As of Nov. 25, 1871, the Chicago Relief and Aid Society’s Bureau of Special Relief had helped 1,525 families.
This was a special effort to help people “who were the least accustomed to deprivation and hardship,” who “would perish rather than appear as the recipients of public bounty.”
The group set up a system where these people would be “permitted to seek relief where publicity could be avoided, and the shock be lessened to their sensitiveness and reserve.”
“Very few, if any, of these had previously sought for relief through the ordinary channels," the Relief & Aid Society noted in a report …
These people "would, no doubt, some from pride and some from inability through sickness or infirmity, have suffered the very extremity of distress before they would or could have looked for succor in that direction.”
Among other things, the bureau helped the women in these families purchase sewing machines at discounted prices.
On Nov. 24, 1871, the Chicago Board of Police and Fire Commissioners heard more testimony in its investigation of the Great Chicago Fire.
The day’s third witness was Catherine O’Leary—or Leary, as her named was recorded in the transcript.
O’Leary had an infant in her arms on the witness stand. That was apparently her youngest child, Patrick William O’Leary (who was born around 1871, if later census documents are correct).
The Chicago Times—which had earlier described Mrs. O’Leary as an “old hag” about 70 years old—now called her “a tall, stout, Irish woman with no intelligence.”
Irish immigrant Patrick Webb lived with his wife and children in a frame house he’d built on Church Street, at what is now 1826 N. Hudson Ave.
He went to work Monday as a day laborer for the Chicago & North Western Railway, but then his foreman told him to go home at 10 a.m.
Fire had already consumed areas a block east of Webb’s home as it moved north, “so we thought we were safe,” he recalled. But then another wave of fire approached.
“I saw some poor men digging pits in the ground and putting their little household property in them, so I thought I would do the same,” Webb recalled. “And three of us went to work as hard we could.”
James Hildreth led more efforts to halt the fire’s progress—this time by exploding buildings at the fire’s south end.
Tribune editor Horace White, who lived nearby, recalled:
"We heard loud detonations, and a rumor went around that buildings were being blown up with gunpowder. … The reverberations … gave us all heart again. …

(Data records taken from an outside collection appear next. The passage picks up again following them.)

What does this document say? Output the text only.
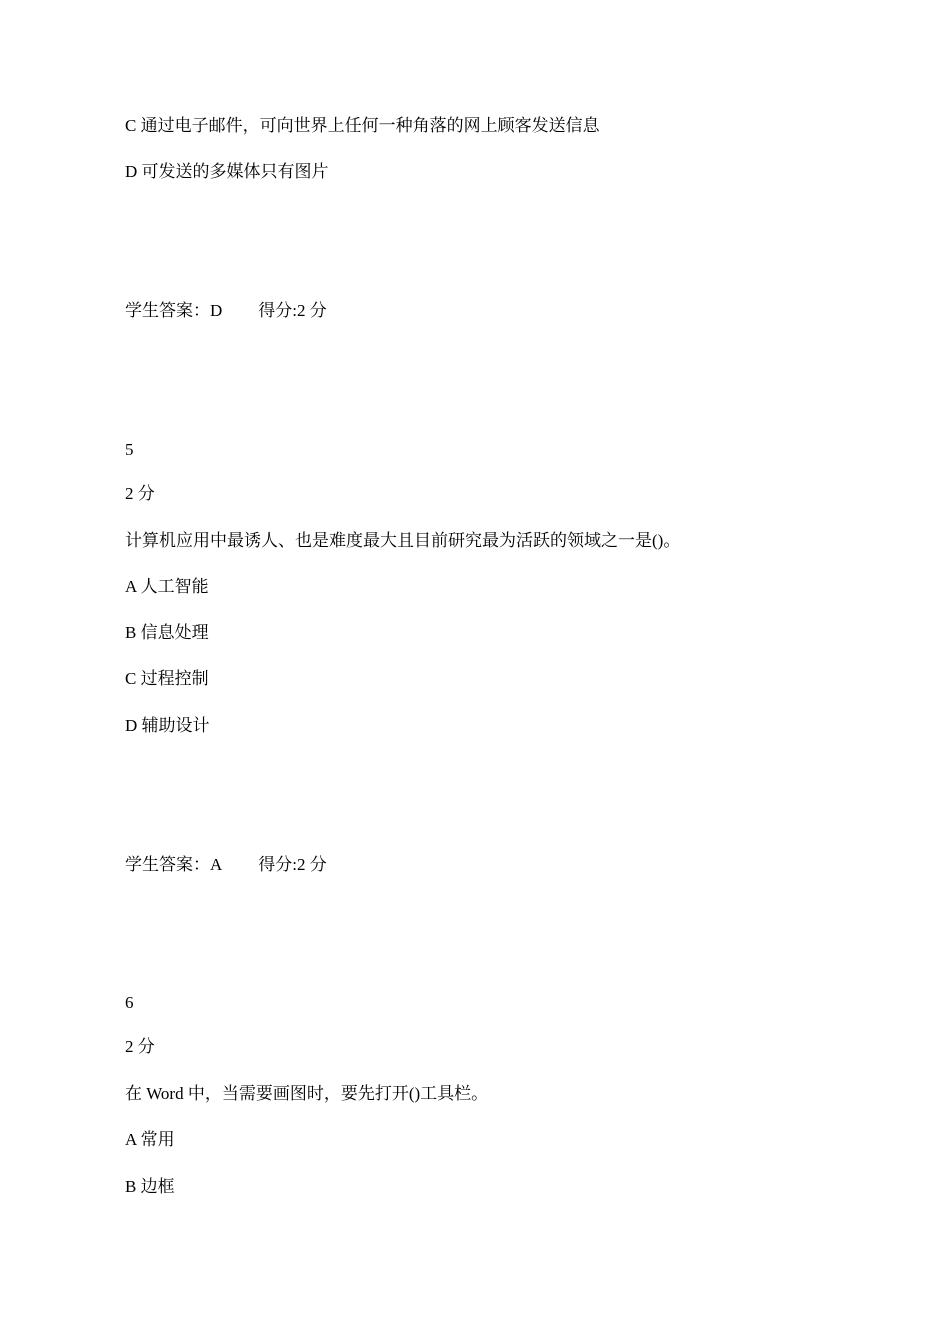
C 通过电子邮件，可向世界上任何一种角落的网上顾客发送信息
D 可发送的多媒体只有图片
学生答案：D 得分:2 分
5
2 分
计算机应用中最诱人、也是难度最大且目前研究最为活跃的领域之一是()。
A 人工智能
B 信息处理
C 过程控制
D 辅助设计
学生答案：A 得分:2 分
6
2 分
在 Word 中，当需要画图时，要先打开()工具栏。
A 常用
B 边框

"Think of a people feeling encouraged because somebody was blowing up houses in the midst of the city, and that a shower of bricks was very likely to come down on their heads!"
Fire Marshall Robert A. Williams, recalling the morning of Monday, Oct. 9, 1871:
"My eyes were so full of dirt and dust that I couldn’t see. …
"There was some engines coming in from Milwaukee, and they were scattered around, and there was men coming to me to get engines to play on this coal pile and that safe and that vault. …
"I was completely tired out and wet to the skin. I jumped in my wagon and drove up to where my wife was and changed my clothes and drank a cup of tea and had two bites of bread, and I couldn’t swallow it. …
On the Sands, Mary Howe Poole and her family hired a man in a rowboat to take them out to the lighthouse along the north edge of the Chicago River's harbor.
"I was fortunate in having $40 in cash on my person," she later recalled.
"The lighthouse pier, as we disembarked from the rowboat, caught on fire. Hastily the women and children were huddled inside, while the men with axes and water fought the flames — cutting them off."
Strangely enough, "a cow had wandered for safety out to the lighthouse," Poole later recalled. The cow was milked to feed Poole's infant daughter.